Pitfall: Don’t let feasibility issues trip up your coding
When Section Q — Participation in Assessment and Goal Setting triggers a Care Area Assessment (CAA), the RAI Manual requires that you document the discharge plan. And how you code Section Q, care plan for discharges, and ultimately follow through on referrals can greatly impact your survey and certification requirements.
Here are some expert tips to help you accurately — and successfully — complete Section Q:
1. Don’t Always Look for Deficits
First and foremost, understand that not all triggered care areas signal deficits or problems, according to the California Department of Public Health (CDPH). In fact, some care areas may indicate strengths.
Example: Item G0900A — Resident believes he or she is capable of increased independence is an Activities of Daily Living (ADL) area where there is potential for improvement, CDPH says.
2. Make Sure the Resident is Actively Involved — If at All Possible
Whenever possible, the resident must be actively involved in his plan of care, CDPH stresses. The care plan should be “resident-driven and individualized.” Your residents’ involvement in their care affects the dignity and self-determination survey and certification requirements.
Payoff: “Residents who actively participate in the assessment process and in developing their care plan through interview and conversation often experience improved quality of life and higher quality of care based on their needs, goals, and priorities,” CDPH states.
But if the resident is unable to understand the process, you should seek input from the resident’s family members, significant other, and/or guardian or legally authorized representative.
3. Code Even if Resident’s Goals are Unrealistic
Although returning home or discharging to a non-institutional setting could be important to a resident’s health and quality of life, in some cases the resident’s goal may be unlikely or unrealistic, CDPH says. Still, you should code Section Q based on the resident’s expressed goals, even if staff believe those goals aren’t attainable.
Example: So if Mrs. Smith tells you that she expects to be discharged and return home, even though she does not have proper social support available to do so, you would still code Q0300A — Select one for resident’s overall goal established during assessment process as 1 — Expects to be discharged to the community.
4. Get in Touch with LCA Experts
You should discuss with the resident his interest in talking with Local Contact Agency (LCA) experts about returning to the community, CDPH advises. The LCA can provide various community resources for support in helping the resident to return to a community setting.
If the answer to Q0400A — Is active discharge planning already occurring for the resident to return to the community? is 1 — Yes, then skip to Q0600 — Referral. But if you are not already actively doing discharge planning, code Q0400A as 0 — No, and then move on to code Q0490 — Resident’s Preference to Avoid Being Asked Question Q0500B and Q0500 — Return to Community.
Item Q0500 triggers follow-up actions initiating and maintaining collaboration between your facility and the LCA to support the resident’s expressed interest in transitioning to community living, CDPH notes. You should support the resident in achieving his highest level of functioning, and the LCA should provide the resident with informed choices for community living.
Strategy: Make sure that you ask routine questions of all residents when coding this section, at the initial assessment and in subsequent follow-up assessments, CDPH recommends. If you’re coding 1 — Yes for Q0500B (Do you want to talk to someone about the possibility of leaving this facility and returning to live and receive services in the community?), that signals a request for more information, and you must then contact the LCA about available support in the community.
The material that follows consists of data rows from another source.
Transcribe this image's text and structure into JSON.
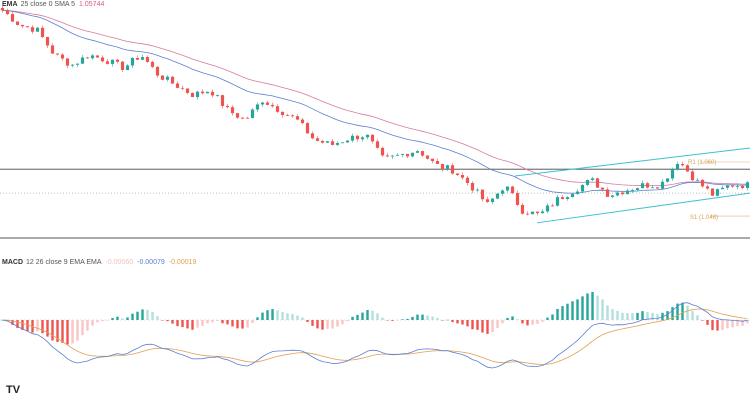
{
  "main_legend": {
    "name": "EMA",
    "params": "25 close 0 SMA 5",
    "value": "1.05744",
    "value_color": "#d45a8a"
  },
  "macd_legend": {
    "name": "MACD",
    "params": "12 26 close 9 EMA EMA",
    "hist_value": "-0.00060",
    "macd_value": "-0.00079",
    "signal_value": "-0.00019",
    "macd_color": "#5b7fd1",
    "signal_color": "#e0a050"
  },
  "pivots": {
    "r1": "R1 (1.060)",
    "s1": "S1 (1.048)"
  },
  "logo": "TV",
  "colors": {
    "up": "#26a69a",
    "down": "#ef5350",
    "ema": "#5b7fd1",
    "sma": "#d77aa0",
    "channel": "#3cc0d0"
  },
  "chart_data": {
    "type": "candlestick",
    "title": "",
    "close_path": [
      1.0937,
      1.0904,
      1.0893,
      1.0838,
      1.0815,
      1.0838,
      1.0826,
      1.0809,
      1.0838,
      1.0793,
      1.0771,
      1.0749,
      1.076,
      1.0715,
      1.0693,
      1.0738,
      1.0715,
      1.0693,
      1.0649,
      1.0638,
      1.0653,
      1.066,
      1.0604,
      1.0616,
      1.0627,
      1.0593,
      1.0582,
      1.0549,
      1.0505,
      1.0549,
      1.0493,
      1.0482,
      1.0516,
      1.0538,
      1.056,
      1.0527,
      1.0538,
      1.0549,
      1.0549,
      1.0604,
      1.056,
      1.0527,
      1.0549,
      1.0549
    ],
    "levels": {
      "horizontal": 1.0584,
      "dotted": 1.0531,
      "r1": 1.06,
      "s1": 1.048
    },
    "channel": {
      "upper": [
        1.0569,
        1.0631
      ],
      "lower": [
        1.0465,
        1.0531
      ]
    },
    "indicators": [
      "EMA 25",
      "SMA 5",
      "MACD 12 26 9"
    ]
  }
}
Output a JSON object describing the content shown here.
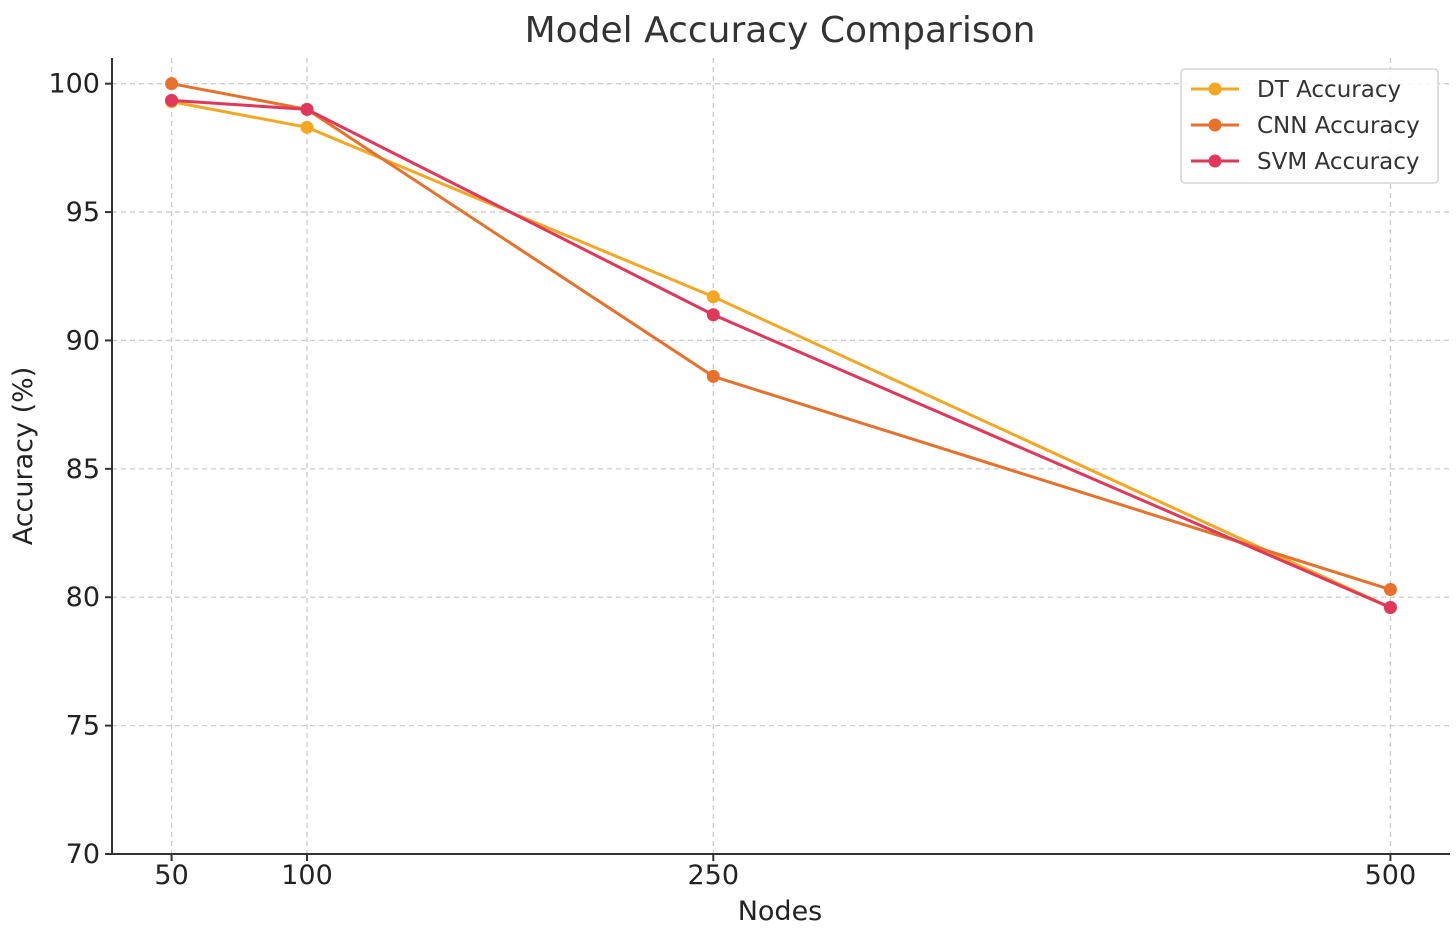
{
  "chart_data": {
    "type": "line",
    "title": "Model Accuracy Comparison",
    "xlabel": "Nodes",
    "ylabel": "Accuracy (%)",
    "x": [
      50,
      100,
      250,
      500
    ],
    "x_ticks": [
      50,
      100,
      250,
      500
    ],
    "y_ticks": [
      70,
      75,
      80,
      85,
      90,
      95,
      100
    ],
    "xlim": [
      28,
      522
    ],
    "ylim": [
      70,
      101
    ],
    "grid": true,
    "legend_position": "top-right",
    "series": [
      {
        "name": "DT Accuracy",
        "color": "#f5a623",
        "values": [
          99.3,
          98.3,
          91.7,
          79.6
        ]
      },
      {
        "name": "CNN Accuracy",
        "color": "#e8702a",
        "values": [
          100.0,
          99.0,
          88.6,
          80.3
        ]
      },
      {
        "name": "SVM Accuracy",
        "color": "#e0375a",
        "values": [
          99.35,
          99.0,
          91.0,
          79.6
        ]
      }
    ]
  }
}
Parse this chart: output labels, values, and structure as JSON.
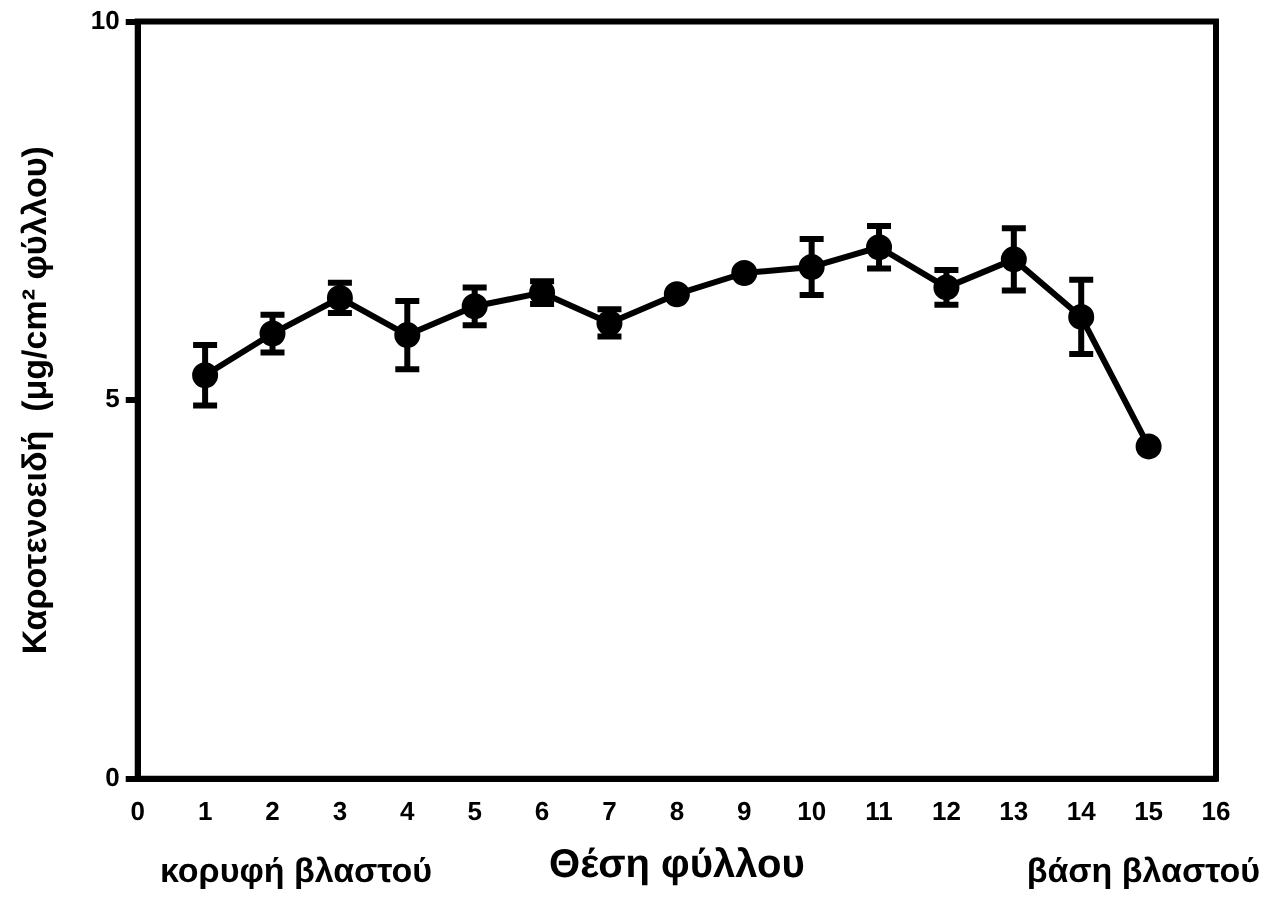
{
  "chart_data": {
    "type": "line",
    "xlabel": "Θέση φύλλου",
    "ylabel": "Καροτενοειδή  (μg/cm² φύλλου)",
    "annotations": [
      "κορυφή βλαστού",
      "βάση βλαστού"
    ],
    "x": [
      1,
      2,
      3,
      4,
      5,
      6,
      7,
      8,
      9,
      10,
      11,
      12,
      13,
      14,
      15
    ],
    "series": [
      {
        "color": "#000000",
        "values": [
          5.33,
          5.88,
          6.35,
          5.86,
          6.24,
          6.42,
          6.02,
          6.4,
          6.68,
          6.76,
          7.02,
          6.49,
          6.86,
          6.1,
          4.39
        ],
        "errors": [
          0.4,
          0.25,
          0.2,
          0.45,
          0.25,
          0.15,
          0.18,
          null,
          null,
          0.37,
          0.28,
          0.23,
          0.41,
          0.49,
          null
        ]
      }
    ],
    "xlim": [
      0,
      16
    ],
    "xticks": [
      0,
      1,
      2,
      3,
      4,
      5,
      6,
      7,
      8,
      9,
      10,
      11,
      12,
      13,
      14,
      15,
      16
    ],
    "ylim": [
      0,
      10
    ],
    "yticks": [
      0,
      5,
      10
    ],
    "grid": false,
    "legend": false,
    "marker": "circle",
    "line_style": "solid"
  }
}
Caveat: But keep in mind that “answering Yes does not commit the resident to leave the nursing home at a specific time, nor does it ensure the resident will be able to move back to the community,” CDPH points out. And answering 0 — No for Q0500B is not a permanent commitment either. You must inform the resident that he can change his response at any time.
5. Follow the Skip Patterns to Ease Emotional Upset
For some residents and their caregivers, simply bringing up the subject of leaving the facility when it’s not feasible can be upsetting. In these cases (particularly when the resident is cognitively impaired), following the skip patterns in Section Q can give you a big helping hand.
Look at the resident’s record to determine whether he’s indicated in the past that he would like you to ask him about leaving the facility only on comprehensive assessments. If this is the case, then you can code Item Q0490 as 1 — Yes, and skip to Item Q0600. This skip pattern lets you off the hook when you’re completing Section Q as part of a quarterly, correction to quarterly, or non-OBRA assessment (A0310A = 02, 06, 99).
Remember: Although Item Q0490 allows the resident to opt-out of being asked during quarterly assessments about leaving the facility and returning to the community, you still must ask him during the annual comprehensive review, according to the Illinois Department of Healthcare and Family Services.
6. Understand Your Residents’ Community Living Potential
When your resident tells you that he wants to go home, you are probably thinking about all the pros and cons, as well as the practicability, of this decision. According to a recent presentation by Becky Kuhn, statewide MDS Section Q manager for the Ohio Department of Medicaid’s Bureau of Long-Term Services & Supports, you can also look at other factors in the resident’s community living potential, such as:
But if you’ve made the referral by coding Q0600 — Has a referral been made to the Local Contact Agency? as 2 — Yes, referral made, then that trumps everything, Kuhn said.